In Peseiro’s rear-view mirror were high-profile errors that marked the Super Eagles in the period immediately before he was appointed as coach.
There was the long, speculative shot that bounced up off the outstretched arm of keeper Maduka Okoye and into the Nigerian goal in the last 16 of the 2021 Africa Cup of Nations, gifting Tunisia victory. There was the long, speculative drive that slid underneath Francis Uzoho’s body two months later, granting Ghana a place at the Qatar World Cup at Nigeria’s expense.
Peseiro had flown to Gqeberha to meet Stanley Nwabili and watch him wearing the gloves for Chippa United, currently in the lower reaches of South Africa’s Premier League, against Golden Arrows.

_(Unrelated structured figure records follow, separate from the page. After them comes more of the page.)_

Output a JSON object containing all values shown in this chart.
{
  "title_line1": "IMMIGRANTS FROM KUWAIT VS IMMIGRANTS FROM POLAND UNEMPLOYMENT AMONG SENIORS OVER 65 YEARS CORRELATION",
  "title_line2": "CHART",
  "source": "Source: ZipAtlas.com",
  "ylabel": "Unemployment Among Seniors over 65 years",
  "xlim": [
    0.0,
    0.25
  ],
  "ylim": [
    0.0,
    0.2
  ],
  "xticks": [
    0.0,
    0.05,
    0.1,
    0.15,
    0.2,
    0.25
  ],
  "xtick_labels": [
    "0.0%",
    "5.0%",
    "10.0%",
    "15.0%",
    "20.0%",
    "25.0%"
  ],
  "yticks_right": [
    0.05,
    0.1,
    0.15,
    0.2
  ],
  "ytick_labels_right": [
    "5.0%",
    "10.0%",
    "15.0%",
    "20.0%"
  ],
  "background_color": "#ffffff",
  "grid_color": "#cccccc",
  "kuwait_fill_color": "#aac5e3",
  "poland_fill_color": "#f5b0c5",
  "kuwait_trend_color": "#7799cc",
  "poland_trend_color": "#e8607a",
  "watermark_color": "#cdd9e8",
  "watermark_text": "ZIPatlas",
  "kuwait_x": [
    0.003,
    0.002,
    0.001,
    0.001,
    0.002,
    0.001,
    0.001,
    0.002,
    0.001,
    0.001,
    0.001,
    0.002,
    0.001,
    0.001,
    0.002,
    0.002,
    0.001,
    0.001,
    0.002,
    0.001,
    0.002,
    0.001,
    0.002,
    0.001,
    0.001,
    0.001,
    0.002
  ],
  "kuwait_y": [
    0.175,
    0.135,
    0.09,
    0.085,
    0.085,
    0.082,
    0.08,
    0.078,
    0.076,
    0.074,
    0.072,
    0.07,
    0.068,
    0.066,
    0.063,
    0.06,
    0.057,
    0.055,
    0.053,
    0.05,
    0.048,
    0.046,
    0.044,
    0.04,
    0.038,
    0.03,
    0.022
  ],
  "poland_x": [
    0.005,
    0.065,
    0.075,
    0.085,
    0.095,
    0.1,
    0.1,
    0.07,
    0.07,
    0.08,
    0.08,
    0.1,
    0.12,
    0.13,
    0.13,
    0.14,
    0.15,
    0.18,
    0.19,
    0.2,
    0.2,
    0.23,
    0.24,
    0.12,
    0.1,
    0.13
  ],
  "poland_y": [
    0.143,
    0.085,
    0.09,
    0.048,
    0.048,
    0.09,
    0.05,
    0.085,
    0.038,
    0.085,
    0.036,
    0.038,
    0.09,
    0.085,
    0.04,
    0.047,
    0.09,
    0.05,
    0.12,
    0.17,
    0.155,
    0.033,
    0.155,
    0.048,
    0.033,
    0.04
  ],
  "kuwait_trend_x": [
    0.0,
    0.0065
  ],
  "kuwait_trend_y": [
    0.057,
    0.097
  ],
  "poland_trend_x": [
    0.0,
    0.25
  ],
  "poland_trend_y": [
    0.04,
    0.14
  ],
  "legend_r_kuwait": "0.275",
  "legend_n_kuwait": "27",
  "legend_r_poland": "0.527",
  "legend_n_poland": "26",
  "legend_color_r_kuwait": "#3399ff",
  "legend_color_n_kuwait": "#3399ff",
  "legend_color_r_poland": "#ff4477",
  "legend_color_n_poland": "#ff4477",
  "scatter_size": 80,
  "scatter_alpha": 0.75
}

No glamour fixture this, and a scouting mission that looked a little offbeat, even desperate, just a month ahead of the Cup of Nations in Cote D’Ivoire for which Peseiro was making his plans. Nwabili, 27, had a single cap to his name, from a friendly two-and-a-half-years earlier, a 4-0 Super Eagles defeat to Mexico.
Peseiro introduced himself to Nwabali and watched him keep a clean sheet against Golden Arrows, a 2-0 victory that interrupted an eight-match sequence of Chippa United games without a win. The coach liked what he saw: an imposingly tall and broad keeper with sharp reflexes. He decided his was a presence he could use at Afcon.
Nwabali’s selection was greeted with surprise in Nigeria. He had faded from the radar having left local club football 18 months ago to move a long way south. The best, exported Nigerian talent tends to go north.
Keepers such as Maduka Okoye, of Serie A’s Udinese, and Francis Uzoho, formerly of Deportivo La Coruna in Spain and now of Omonia in Cyprus, make their living in Europe. So does every outfield member of Nigeria’s Afcon squad.
Making a living at Chippa United, meanwhile, can seem insecure. The club have lurched through a series of financial crises and been supported by local government funds, Gqeberha’s civic leaders believing the city needs a top-flight team.
Chippa United, who moved its franchise there a decade ago, are alone in representing South Africa’s fifth biggest metropolis in the upper division of the national sport. An irony, then, in how the peak moment of Nwabali’s professional life unfolded, a little under two months after Peseiro had gone to appraise him.